Writing short stories is a very different experience to novelling.

The main issue is that in an ideal world a short is self contained – you can’t have too many threads because it gets confusing.  Over the past 9 months I’ve got used to bashing out big, sprawling narratives that rabbit on and keep introducing new characters all over the place, safe in the knowledge I can rescue the salient points when editing time cometh.

However, I’m finding I can’t hide behind hazy future editing time when writing a short story.  Obviously I can point out in a pathetic sort of way that it’s a first draft and it will change a bit in the edit, but if the whole notion is crap I can’t junk one bit and expand a subplot.  There aren’t any.

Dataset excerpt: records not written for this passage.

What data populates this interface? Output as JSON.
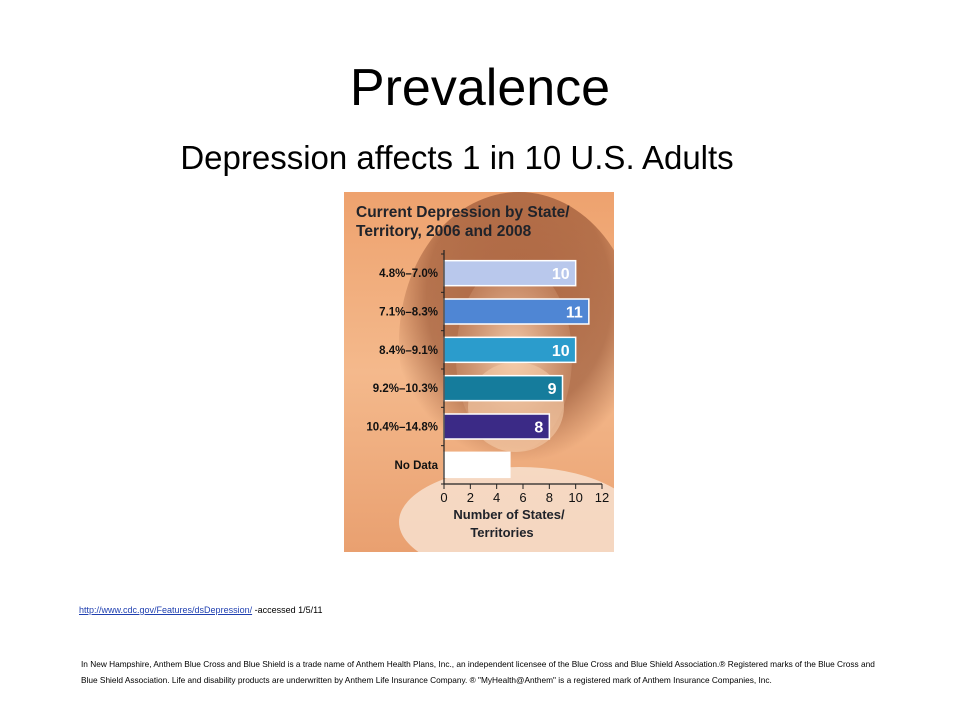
{
  "slide": {
    "title": "Prevalence",
    "subtitle": "Depression affects 1 in 10 U.S. Adults"
  },
  "source": {
    "link": "http://www.cdc.gov/Features/dsDepression/",
    "suffix": " -accessed 1/5/11"
  },
  "disclaimer": "In New  Hampshire, Anthem Blue Cross and Blue Shield is a trade name of Anthem Health Plans, Inc., an independent licensee of the Blue Cross and Blue Shield Association.® Registered marks of the Blue Cross and Blue Shield Association. Life and disability products are underwritten by Anthem Life Insurance Company. ® \"MyHealth@Anthem\" is a registered mark of Anthem Insurance Companies, Inc.",
  "chart_data": {
    "type": "bar",
    "orientation": "horizontal",
    "title": [
      "Current Depression by State/",
      "Territory, 2006 and 2008"
    ],
    "categories": [
      "4.8%–7.0%",
      "7.1%–8.3%",
      "8.4%–9.1%",
      "9.2%–10.3%",
      "10.4%–14.8%",
      "No Data"
    ],
    "values": [
      10,
      11,
      10,
      9,
      8,
      5
    ],
    "data_labels": [
      "10",
      "11",
      "10",
      "9",
      "8",
      ""
    ],
    "colors": [
      "#b9c8ec",
      "#4f86d4",
      "#2b9ccc",
      "#157c9c",
      "#3b2a86",
      "#ffffff"
    ],
    "xlabel": [
      "Number of States/",
      "Territories"
    ],
    "xlim": [
      0,
      12
    ],
    "xticks": [
      "0",
      "2",
      "4",
      "6",
      "8",
      "10",
      "12"
    ],
    "grid": false,
    "background": "photo of a woman covering her face with her hands"
  }
}
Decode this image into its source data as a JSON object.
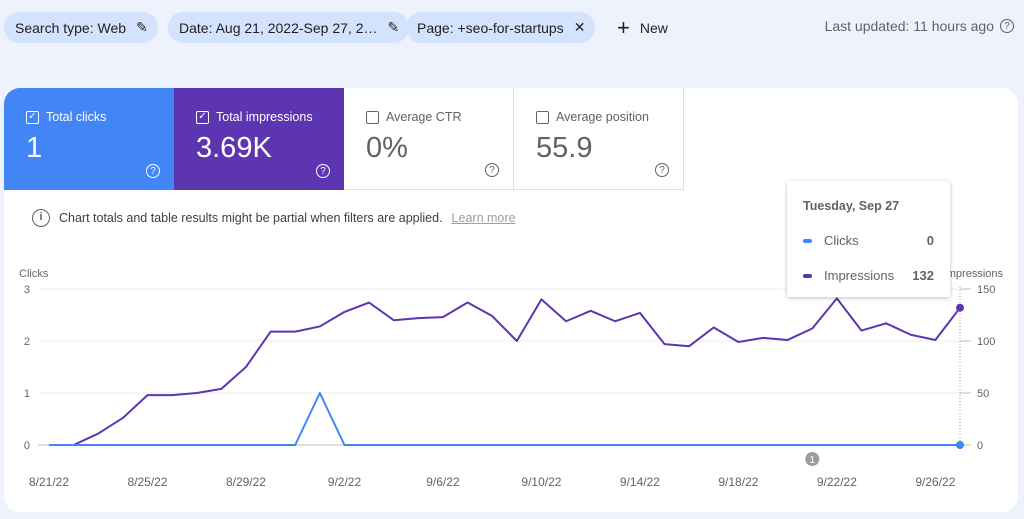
{
  "filters": [
    {
      "label": "Search type: Web",
      "icon": "pencil-icon"
    },
    {
      "label": "Date: Aug 21, 2022-Sep 27, 2…",
      "icon": "pencil-icon"
    },
    {
      "label": "Page: +seo-for-startups",
      "icon": "close-icon"
    }
  ],
  "new_label": "New",
  "last_updated": "Last updated: 11 hours ago",
  "metrics": [
    {
      "label": "Total clicks",
      "value": "1",
      "checked": true,
      "color": "#4285f4"
    },
    {
      "label": "Total impressions",
      "value": "3.69K",
      "checked": true,
      "color": "#5e35b1"
    },
    {
      "label": "Average CTR",
      "value": "0%",
      "checked": false
    },
    {
      "label": "Average position",
      "value": "55.9",
      "checked": false
    }
  ],
  "notice": {
    "text": "Chart totals and table results might be partial when filters are applied.",
    "link": "Learn more"
  },
  "tooltip": {
    "title": "Tuesday, Sep 27",
    "rows": [
      {
        "label": "Clicks",
        "value": "0"
      },
      {
        "label": "Impressions",
        "value": "132"
      }
    ]
  },
  "chart_data": {
    "type": "line",
    "left_axis": {
      "label": "Clicks",
      "ylim": [
        0,
        3
      ],
      "ticks": [
        "0",
        "1",
        "2",
        "3"
      ]
    },
    "right_axis": {
      "label": "Impressions",
      "ylim": [
        0,
        150
      ],
      "ticks": [
        "0",
        "50",
        "100",
        "150"
      ]
    },
    "x_tick_labels": [
      "8/21/22",
      "8/25/22",
      "8/29/22",
      "9/2/22",
      "9/6/22",
      "9/10/22",
      "9/14/22",
      "9/18/22",
      "9/22/22",
      "9/26/22"
    ],
    "x": [
      "8/21/22",
      "8/22/22",
      "8/23/22",
      "8/24/22",
      "8/25/22",
      "8/26/22",
      "8/27/22",
      "8/28/22",
      "8/29/22",
      "8/30/22",
      "8/31/22",
      "9/1/22",
      "9/2/22",
      "9/3/22",
      "9/4/22",
      "9/5/22",
      "9/6/22",
      "9/7/22",
      "9/8/22",
      "9/9/22",
      "9/10/22",
      "9/11/22",
      "9/12/22",
      "9/13/22",
      "9/14/22",
      "9/15/22",
      "9/16/22",
      "9/17/22",
      "9/18/22",
      "9/19/22",
      "9/20/22",
      "9/21/22",
      "9/22/22",
      "9/23/22",
      "9/24/22",
      "9/25/22",
      "9/26/22",
      "9/27/22"
    ],
    "series": [
      {
        "name": "Clicks",
        "axis": "left",
        "color": "#4285f4",
        "values": [
          0,
          0,
          0,
          0,
          0,
          0,
          0,
          0,
          0,
          0,
          0,
          1,
          0,
          0,
          0,
          0,
          0,
          0,
          0,
          0,
          0,
          0,
          0,
          0,
          0,
          0,
          0,
          0,
          0,
          0,
          0,
          0,
          0,
          0,
          0,
          0,
          0,
          0
        ]
      },
      {
        "name": "Impressions",
        "axis": "right",
        "color": "#5e35b1",
        "values": [
          0,
          0,
          11,
          26,
          48,
          48,
          50,
          54,
          75,
          109,
          109,
          114,
          128,
          137,
          120,
          122,
          123,
          137,
          124,
          100,
          140,
          119,
          129,
          119,
          127,
          97,
          95,
          113,
          99,
          103,
          101,
          112,
          141,
          110,
          117,
          106,
          101,
          132
        ]
      }
    ],
    "annotation": {
      "date": "9/21/22",
      "label": "1"
    },
    "grid": true
  }
}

Which leads me to a confession: so far this month, I’ve been going back and editing things.  I can’t help it.  I physically can’t bash out a wee story at 1.5k and move on – I feel compelled to re-read and change bits.

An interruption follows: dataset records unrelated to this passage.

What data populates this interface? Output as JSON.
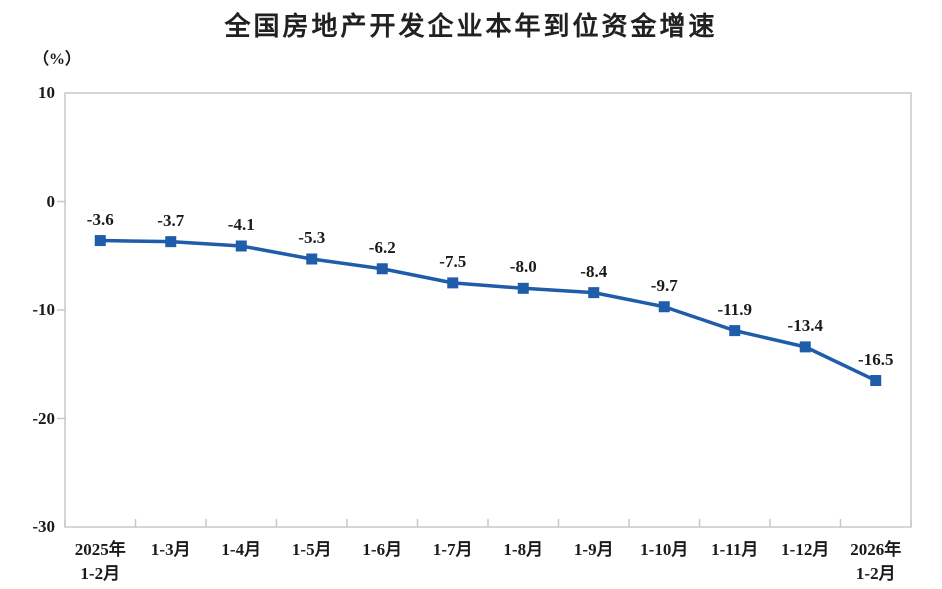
{
  "chart_data": {
    "type": "line",
    "title": "全国房地产开发企业本年到位资金增速",
    "unit_label": "（%）",
    "categories": [
      "2025年\n1-2月",
      "1-3月",
      "1-4月",
      "1-5月",
      "1-6月",
      "1-7月",
      "1-8月",
      "1-9月",
      "1-10月",
      "1-11月",
      "1-12月",
      "2026年\n1-2月"
    ],
    "values": [
      -3.6,
      -3.7,
      -4.1,
      -5.3,
      -6.2,
      -7.5,
      -8.0,
      -8.4,
      -9.7,
      -11.9,
      -13.4,
      -16.5
    ],
    "data_labels": [
      "-3.6",
      "-3.7",
      "-4.1",
      "-5.3",
      "-6.2",
      "-7.5",
      "-8.0",
      "-8.4",
      "-9.7",
      "-11.9",
      "-13.4",
      "-16.5"
    ],
    "xlabel": "",
    "ylabel": "（%）",
    "ylim": [
      -30,
      10
    ],
    "yticks": [
      10,
      0,
      -10,
      -20,
      -30
    ],
    "ytick_labels": [
      "10",
      "0",
      "-10",
      "-20",
      "-30"
    ],
    "grid": false,
    "legend": "none",
    "marker": "square",
    "colors": {
      "line": "#1F5CA9",
      "marker": "#1F5CA9",
      "axis_frame": "#C8C8C8",
      "text": "#1A1A1A",
      "title": "#212121"
    }
  }
}
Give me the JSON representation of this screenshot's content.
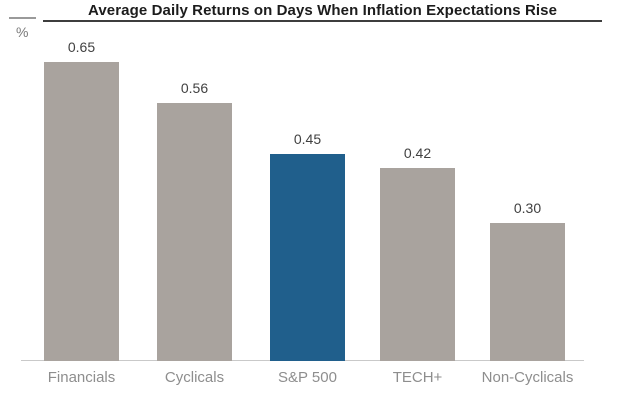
{
  "chart_data": {
    "type": "bar",
    "title": "Average Daily Returns on Days When Inflation Expectations Rise",
    "unit_label": "%",
    "categories": [
      "Financials",
      "Cyclicals",
      "S&P 500",
      "TECH+",
      "Non-Cyclicals"
    ],
    "values": [
      0.65,
      0.56,
      0.45,
      0.42,
      0.3
    ],
    "value_labels": [
      "0.65",
      "0.56",
      "0.45",
      "0.42",
      "0.30"
    ],
    "highlight_category": "S&P 500",
    "ylim": [
      0,
      0.65
    ],
    "grid": false,
    "legend": false,
    "colors": {
      "bar_default": "#a9a39e",
      "bar_highlight": "#205f8c",
      "axis_line": "#c9c9c9",
      "value_label": "#414141",
      "category_label": "#8e8e8e",
      "title": "#1c1c1c"
    }
  }
}
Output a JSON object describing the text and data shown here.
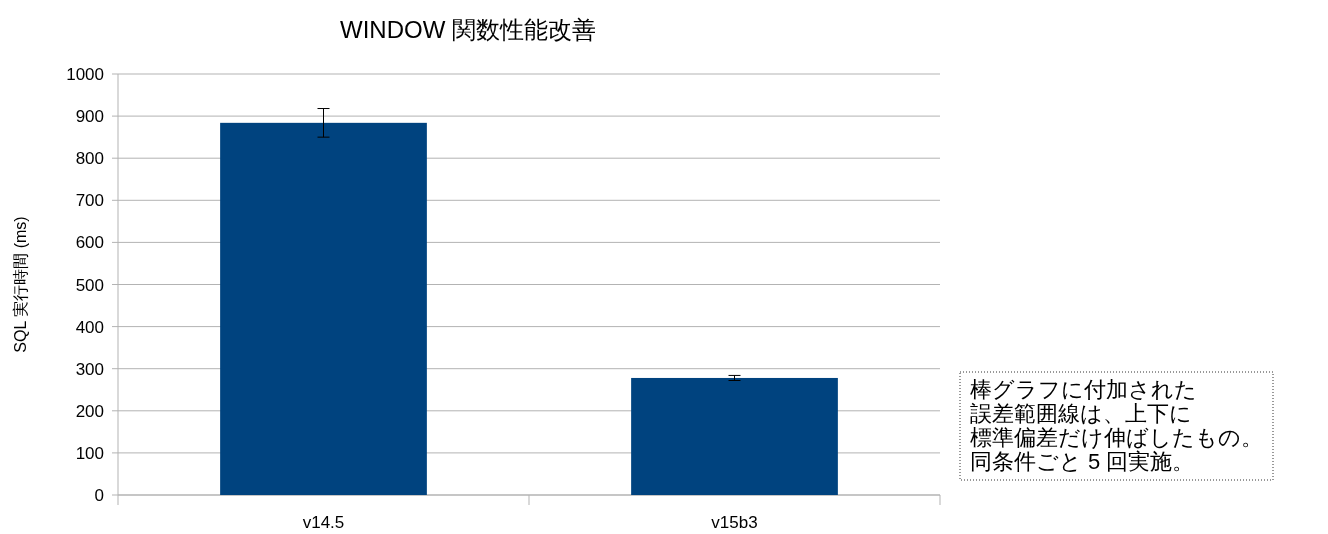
{
  "chart_data": {
    "type": "bar",
    "title": "WINDOW 関数性能改善",
    "ylabel": "SQL 実行時間 (ms)",
    "categories": [
      "v14.5",
      "v15b3"
    ],
    "series": [
      {
        "color": "#00437f",
        "values": [
          884,
          278
        ],
        "errors": [
          34,
          6
        ]
      }
    ],
    "ylim": [
      0,
      1000
    ],
    "yticks": [
      0,
      100,
      200,
      300,
      400,
      500,
      600,
      700,
      800,
      900,
      1000
    ],
    "grid": "y",
    "annotations": [
      "棒グラフに付加された",
      "誤差範囲線は、上下に",
      "標準偏差だけ伸ばしたもの。",
      "同条件ごと 5 回実施。"
    ]
  }
}
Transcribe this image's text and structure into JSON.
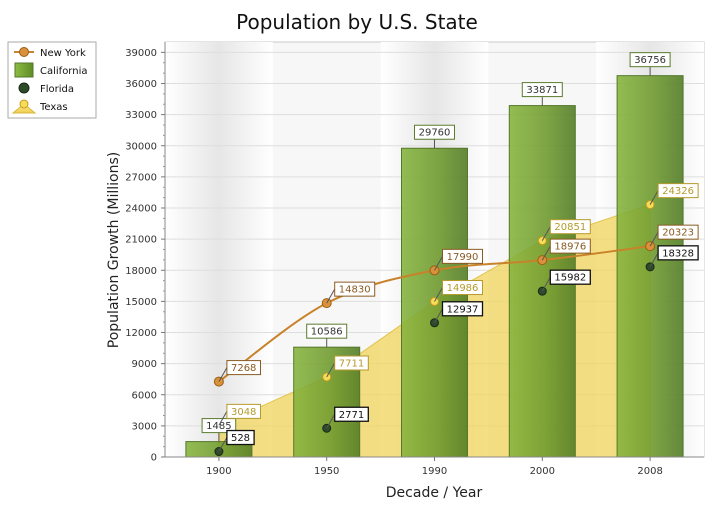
{
  "chart_data": {
    "type": "bar",
    "title": "Population by U.S. State",
    "xlabel": "Decade / Year",
    "ylabel": "Population Growth (Millions)",
    "categories": [
      "1900",
      "1950",
      "1990",
      "2000",
      "2008"
    ],
    "ylim": [
      0,
      40000
    ],
    "yticks": [
      0,
      3000,
      6000,
      9000,
      12000,
      15000,
      18000,
      21000,
      24000,
      27000,
      30000,
      33000,
      36000,
      39000
    ],
    "grid": true,
    "legend_position": "top-left",
    "series": [
      {
        "name": "New York",
        "kind": "line",
        "color": "#c8822a",
        "values": [
          7268,
          14830,
          17990,
          18976,
          20323
        ]
      },
      {
        "name": "California",
        "kind": "bar",
        "color": "#7aa334",
        "values": [
          1485,
          10586,
          29760,
          33871,
          36756
        ]
      },
      {
        "name": "Florida",
        "kind": "point",
        "color": "#2f4a2a",
        "values": [
          528,
          2771,
          12937,
          15982,
          18328
        ]
      },
      {
        "name": "Texas",
        "kind": "area",
        "color": "#f2d45c",
        "values": [
          3048,
          7711,
          14986,
          20851,
          24326
        ]
      }
    ]
  }
}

In my defense, I haven’t given up on anything and I’m mainly only changing phrasing here and there.  The most I’ve deleted completely is a paragraph.  But technically it’s against the NaNoWriMo keep on keepin’ on spirit of the project, so I thought I should come clean.  After all, when the trust is gone what do we have?

Speaking of NaNo, it has occurred to me that if I’m drawing a graphic novel (or more likely a comic) in November I almost certainly won’t be coming up with 50k of text to go with it.  I haven’t decided on a story yet, and drawing a page takes considerably longer than writing one.  So what should I do?  Write out the storyboard and dialogue and leave the drawings for some other time?  Or sit NaNo out this year?  Answers on a postcard, please.  Or in the comment box, which is easier and doesn’t cost anything.